= Boquet, Pennsylvania =

Unincorporated community in Pennsylvania, United States

Boquet is an unincorporated community in Penn Township, Westmoreland County, Pennsylvania, United States.

Located in southwestern Pennsylvania, it has historic significance as the site of the Battle of Bushy Run during the American Colonial Era. Some historical buildings remain from the early 19th through early 20th centuries.

==Etymology==

It is commonly accepted that Boquet was named after General Henry Bouquet, a British army officer of the 18th century. His name was sometimes spelled Boquet.

The community lies along the original route of the Forbes Road, the military road created by a British/colonial force under British General John Forbes to displace the French from Fort Duquesne in 1758. (It was the second road into western Pennsylvania, the first having been Braddock's Road in 1755.) Within a few years of its creation, the segment of Forbes Road that Boquet would come to be located upon was removed several miles to the south.
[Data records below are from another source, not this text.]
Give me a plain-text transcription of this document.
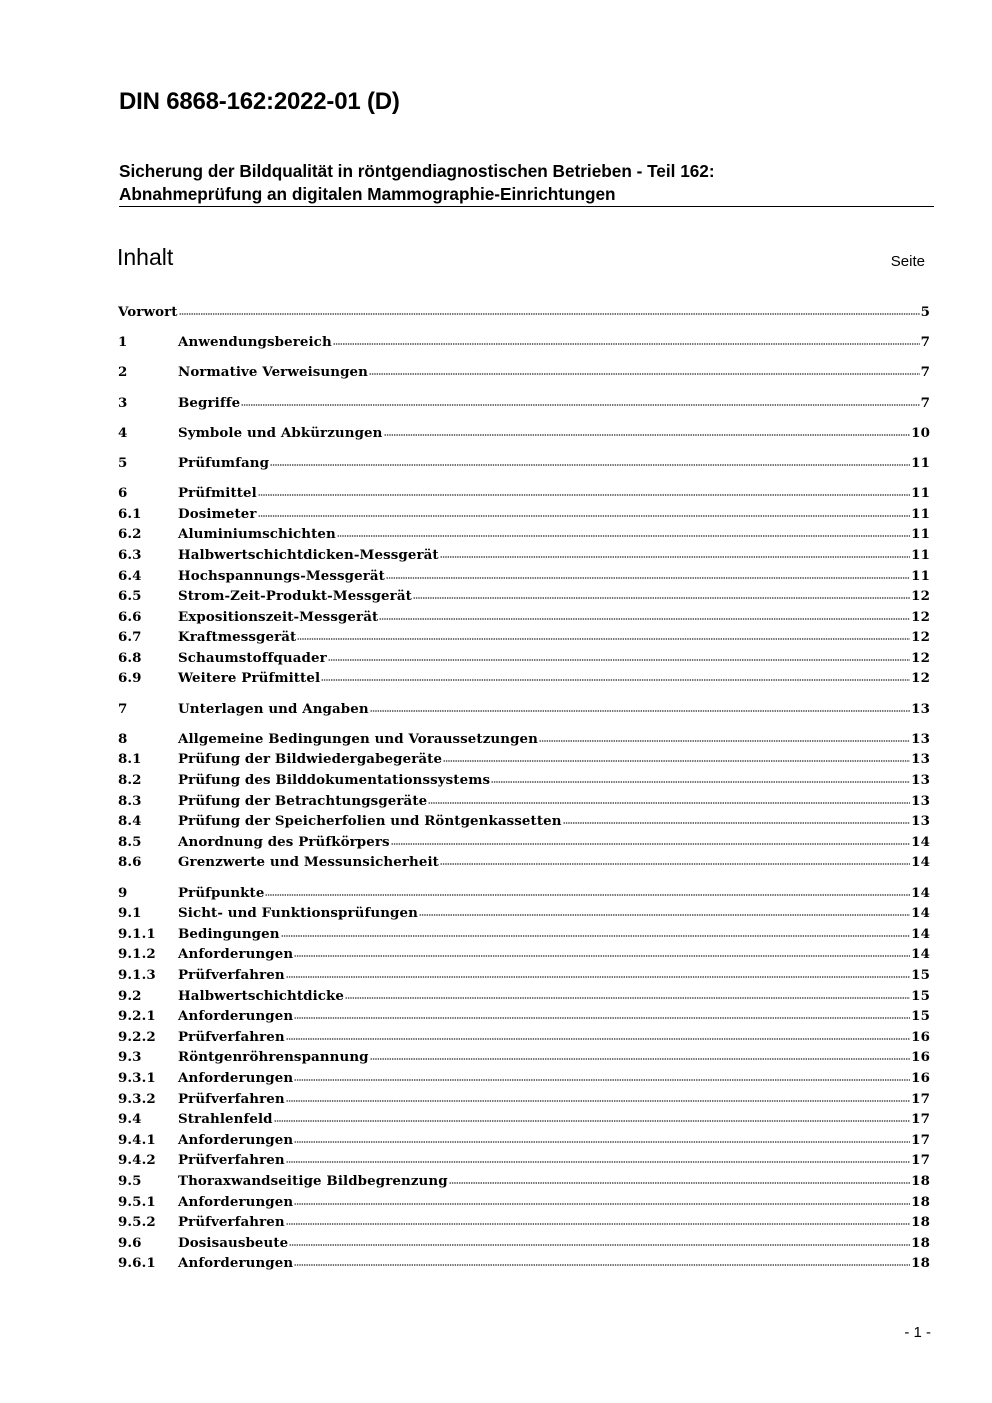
DIN 6868-162:2022-01 (D)
Sicherung der Bildqualität in röntgendiagnostischen Betrieben - Teil 162:
Abnahmeprüfung an digitalen Mammographie-Einrichtungen
Inhalt	Seite
Vorwort	5
1	Anwendungsbereich	7
2	Normative Verweisungen	7
3	Begriffe	7
4	Symbole und Abkürzungen	10
5	Prüfumfang	11
6	Prüfmittel	11
6.1	Dosimeter	11
6.2	Aluminiumschichten	11
6.3	Halbwertschichtdicken-Messgerät	11
6.4	Hochspannungs-Messgerät	11
6.5	Strom-Zeit-Produkt-Messgerät	12
6.6	Expositionszeit-Messgerät	12
6.7	Kraftmessgerät	12
6.8	Schaumstoffquader	12
6.9	Weitere Prüfmittel	12
7	Unterlagen und Angaben	13
8	Allgemeine Bedingungen und Voraussetzungen	13
8.1	Prüfung der Bildwiedergabegeräte	13
8.2	Prüfung des Bilddokumentationssystems	13
8.3	Prüfung der Betrachtungsgeräte	13
8.4	Prüfung der Speicherfolien und Röntgenkassetten	13
8.5	Anordnung des Prüfkörpers	14
8.6	Grenzwerte und Messunsicherheit	14
9	Prüfpunkte	14
9.1	Sicht- und Funktionsprüfungen	14
9.1.1	Bedingungen	14
9.1.2	Anforderungen	14
9.1.3	Prüfverfahren	15
9.2	Halbwertschichtdicke	15
9.2.1	Anforderungen	15
9.2.2	Prüfverfahren	16
9.3	Röntgenröhrenspannung	16
9.3.1	Anforderungen	16
9.3.2	Prüfverfahren	17
9.4	Strahlenfeld	17
9.4.1	Anforderungen	17
9.4.2	Prüfverfahren	17
9.5	Thoraxwandseitige Bildbegrenzung	18
9.5.1	Anforderungen	18
9.5.2	Prüfverfahren	18
9.6	Dosisausbeute	18
9.6.1	Anforderungen	18
- 1 -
The Battle of Bushy Run, part of Pontiac's War, took place at a site on the newer, more southerly route of Forbes' Road.

==History==
There were some small businesses in the community in the 19th century, including a hickory handle factory.

In the 1880s, Boquet had a post office; however, it lacked a railroad station of its own.

The local telephone company was incorporated in 1905, and had two directors from Boquet.

== Landmarks ==
Possibly the most significant landmark in the Boquet area is the Greensburg Jeannette Regional Airport.

Just over a mile's distance from the community lies the site of the Battle of Bushy Run, an important part of the Pontiac’s War. Re-enactments of the battle are held annually on the first full weekend of August.

Boquet is home to numerous historical buildings from the 19th century, including a former whiskey bonding house and mansion, built of cut stone in 1818, which has since been remodeled into a home.

There are also two historic Christian churches nearby: Denmark Manor United Church of Christ in Export, and St. Barbara Roman Catholic Church in Harrison City.